Foreword of the work Literatura do Minarete. Monteiro Lobato was already a writer in 1914. still unknown, everything he wrote was under pseudonym he was ashamed of appearing to the public, that´s why he used others pseudonym. Lobato began to collaborate in journal between 1900 and 1904, when he was studying Law. These collaborations were divulged in journal for students of limited repercussion. He was really a man of letters. When he was forteen years old he had published under the pseudonym of Josbém, his first chronicle in O Guarani a journal for students. In his seventeen years he collaborated in A Patria and many others. When he was twenty years, he had his spirit formed “as much as by the experience of that age would allow”. He already owed a style. The excellent theatral chronicles, which were published in O Minarete were a good example. This journal allowed Lobato and his group to do many works. All the collaboration he gave forced him to adquire a lot of pseudonyms giving us the impression that there was several writers. Monteiro Lobato had no reasons to be ashamed of his literature published in O Minarete, O Povo and other little journals in which he wrote. The conclusion is that his writings had qualities which being developed, would characterize his prose and his spirit. His personal trait was present in everything he wrote, distinguishing him from the others.

RÉSUMÉ
Les premiers articles de Lobato. v. 9, n. 2, p. 345-351, jul./dez. 1981.
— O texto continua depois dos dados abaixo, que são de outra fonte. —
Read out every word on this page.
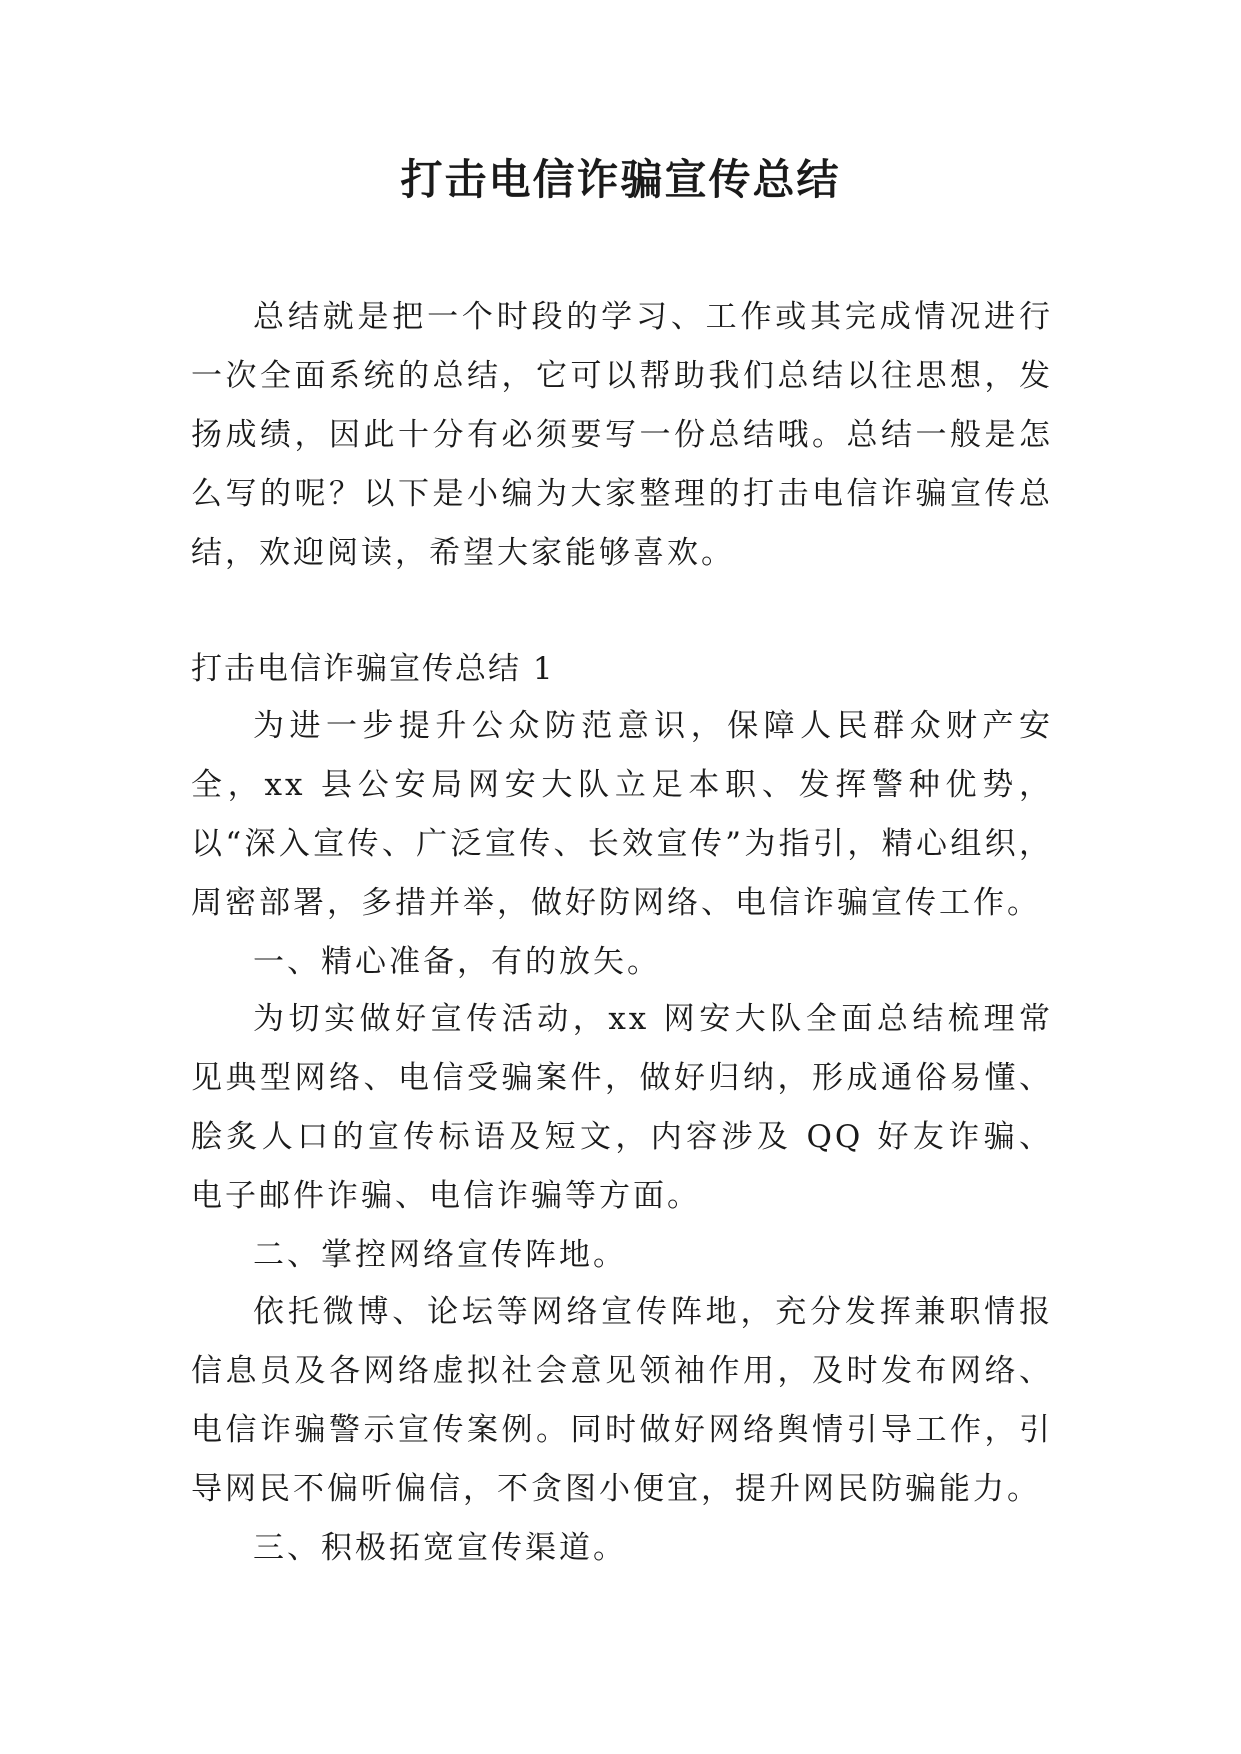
打击电信诈骗宣传总结

总结就是把一个时段的学习、工作或其完成情况进行一次全面系统的总结，它可以帮助我们总结以往思想，发扬成绩，因此十分有必须要写一份总结哦。总结一般是怎么写的呢？以下是小编为大家整理的打击电信诈骗宣传总结，欢迎阅读，希望大家能够喜欢。

打击电信诈骗宣传总结 1

为进一步提升公众防范意识，保障人民群众财产安全，xx 县公安局网安大队立足本职、发挥警种优势，以“深入宣传、广泛宣传、长效宣传”为指引，精心组织，周密部署，多措并举，做好防网络、电信诈骗宣传工作。

一、精心准备，有的放矢。

为切实做好宣传活动，xx 网安大队全面总结梳理常见典型网络、电信受骗案件，做好归纳，形成通俗易懂、脍炙人口的宣传标语及短文，内容涉及 QQ 好友诈骗、电子邮件诈骗、电信诈骗等方面。

二、掌控网络宣传阵地。

依托微博、论坛等网络宣传阵地，充分发挥兼职情报信息员及各网络虚拟社会意见领袖作用，及时发布网络、电信诈骗警示宣传案例。同时做好网络舆情引导工作，引导网民不偏听偏信，不贪图小便宜，提升网民防骗能力。

三、积极拓宽宣传渠道。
Préface de l’oeuvre Littérature du Minarete. En 1914, Monteiro Lobato était déjá un écrivain mûr. Encore inconnu car tout ce qu’il écrivait était sous pseudonyme, il avait honte de se présenter en public ce qui le menait à voler le pseudonyme des autres. Lobato a commencé à travailler pour des journaux entre 1900 et 1904, quand il était étudiant en Droit. Ces articles ont été répandus dans des journaux universitaires peu connus. ll était incontestablement un homme des lettres. Á l’âge de 14 ans, il publia sous le pseudonyme de Josbém, sa premiére chronique dans Le Guarani un journal scolaire. A l’âge de 17 ans, il a écrit pour le journal La Patrie et pour beaucoup d’autres. A l’âge de 20 ans, Lobato avait l’esprit formé. ll possédait déjà un style. Les excellentes chroniques théâtrales publiées dans Le Minarete, sont bien l’exemple de sa maturité. Le journal a permis à Lobato et à son groupe de développer un bon travail. A chaque article écrit il signait avec un pseudonyme différent ce qui faisait penser à un grand nombre de rédacteurs. Monteiro Lobato n’avait pas de quoi se sentir honteux de la littérature publiée dans sa jeunesse dans Le Minarete, Le Peuple et d’autres petits journaux auxquels il avait collaboré quand il était étudiant. La conclusion c’est que ses écrits refermaient des qualités qui, épurées, définiraient sa prose et son esprit. On remarquait des lors sa marque personnelle en tout ce qu’il écrivait, surpassant les autres.